I do not use this word lightly. Trauma is an extremely powerful term. Trauma is generally defined as: “a deeply distressing or disturbing experience,” and “emotional shock following a stressful event or a physical injury, which may be associated with physical shock and sometimes leads to long-term neurosis.” One way to address trauma is to remove oneself from the situation, to relocate, to seek out a different environment. The difficulty doing that is regardless of where you go a similar trauma you're likely to find. The trauma I allude to above is not just my experience. It’s the experience of a lot of people. In fact some people have more experiences since March that provide even greater significance to the trauma. There’s a general collective experience going on here. Perhaps we should begin to consider the idea of a collective trauma. And, how does a society address collective trauma?

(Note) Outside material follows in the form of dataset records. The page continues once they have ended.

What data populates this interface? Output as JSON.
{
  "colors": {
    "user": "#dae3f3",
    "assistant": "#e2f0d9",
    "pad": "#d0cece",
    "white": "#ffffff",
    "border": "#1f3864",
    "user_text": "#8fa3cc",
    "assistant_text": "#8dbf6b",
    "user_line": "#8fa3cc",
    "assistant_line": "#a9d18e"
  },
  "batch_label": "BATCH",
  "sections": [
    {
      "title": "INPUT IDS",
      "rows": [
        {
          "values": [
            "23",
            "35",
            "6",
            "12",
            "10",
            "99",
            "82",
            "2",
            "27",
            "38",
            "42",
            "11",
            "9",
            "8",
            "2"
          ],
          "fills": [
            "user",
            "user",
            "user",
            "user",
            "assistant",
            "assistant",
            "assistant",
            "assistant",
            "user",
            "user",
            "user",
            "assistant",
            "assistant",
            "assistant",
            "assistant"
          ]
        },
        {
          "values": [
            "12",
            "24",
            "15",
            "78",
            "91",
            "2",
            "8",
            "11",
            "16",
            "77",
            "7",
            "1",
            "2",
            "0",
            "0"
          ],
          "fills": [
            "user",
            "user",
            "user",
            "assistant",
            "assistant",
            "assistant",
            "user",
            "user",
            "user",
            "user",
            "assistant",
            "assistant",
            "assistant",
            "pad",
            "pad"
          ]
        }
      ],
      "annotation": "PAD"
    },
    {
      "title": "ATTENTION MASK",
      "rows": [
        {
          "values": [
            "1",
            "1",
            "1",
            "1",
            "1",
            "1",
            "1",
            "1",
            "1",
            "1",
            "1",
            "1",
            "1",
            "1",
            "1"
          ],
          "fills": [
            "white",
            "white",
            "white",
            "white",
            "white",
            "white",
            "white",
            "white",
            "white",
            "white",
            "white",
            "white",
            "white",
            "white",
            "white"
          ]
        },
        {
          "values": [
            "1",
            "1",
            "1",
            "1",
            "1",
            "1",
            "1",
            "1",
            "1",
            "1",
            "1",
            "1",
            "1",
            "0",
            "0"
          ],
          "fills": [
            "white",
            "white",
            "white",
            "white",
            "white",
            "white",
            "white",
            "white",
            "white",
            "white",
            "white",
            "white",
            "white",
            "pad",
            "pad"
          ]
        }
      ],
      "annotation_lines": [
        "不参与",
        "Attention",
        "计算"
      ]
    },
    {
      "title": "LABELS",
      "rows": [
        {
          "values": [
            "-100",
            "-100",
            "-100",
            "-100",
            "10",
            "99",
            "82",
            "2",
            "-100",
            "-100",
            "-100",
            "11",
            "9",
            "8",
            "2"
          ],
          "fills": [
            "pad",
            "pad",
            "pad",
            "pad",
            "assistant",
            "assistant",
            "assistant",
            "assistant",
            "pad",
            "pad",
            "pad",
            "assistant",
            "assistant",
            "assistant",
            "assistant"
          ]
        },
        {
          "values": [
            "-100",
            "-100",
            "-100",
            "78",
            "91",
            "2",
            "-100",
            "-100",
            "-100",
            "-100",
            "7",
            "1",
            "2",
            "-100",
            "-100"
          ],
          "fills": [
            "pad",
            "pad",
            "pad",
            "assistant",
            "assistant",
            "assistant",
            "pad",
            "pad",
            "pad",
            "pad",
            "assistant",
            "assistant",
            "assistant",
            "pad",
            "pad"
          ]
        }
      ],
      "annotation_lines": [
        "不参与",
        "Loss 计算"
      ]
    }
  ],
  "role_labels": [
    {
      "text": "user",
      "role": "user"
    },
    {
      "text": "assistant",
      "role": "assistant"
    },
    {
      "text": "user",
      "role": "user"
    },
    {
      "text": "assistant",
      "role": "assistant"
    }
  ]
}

So consider the predictability of the guardrails of life. Prior to March of this year I had spent years on “building” my guardrails for work, for home, for church, for recreation, for my side business as a DJ, for how I relate to my spouse, to my children, to my family, to my friends. Each set of these guardrails was fundamentally changed in the matter of the month of March. How are we to live life without guardrails? Well, we adapt. With family and friends I’ve spoken much about the need to thrive during this crisis. Those words of advice included moving forward in one’s own way with what we are given to work with. I believe thriving requires realizing the catastrophe of the disruption of everyday life, and moving forward in ways of adaptation. This means adapting your home for work. It means doing your gatherings much more differently until it’s safe. For us that has meant using Zoom for gatherings. Adapting and thriving means building and establishing new guardrails. Adapting and thriving means doing the best you can. But it’s tiring. It’s exhausting. More recently I’ve been thinking about emotional dehydration.
In conclusion, this emotional dehydration and trauma can get better with time. A major obstacle of identifying and treating these “conditions” is the importance of time and space. The guardrails of life I mentioned earlier are anchored in our memory enhanced by time and space. So, it will get better once my work is back at work. Once my religious practice is back in a church. Once my “normal activities” can once again be resumed in normal context. Unless work, church, and my other activities completely change to a new normal, my guardrails will continue to be reduced to suggestions. So until things get back to normal, things will “just feel weird.” And we might be feeling weird for a little while longer.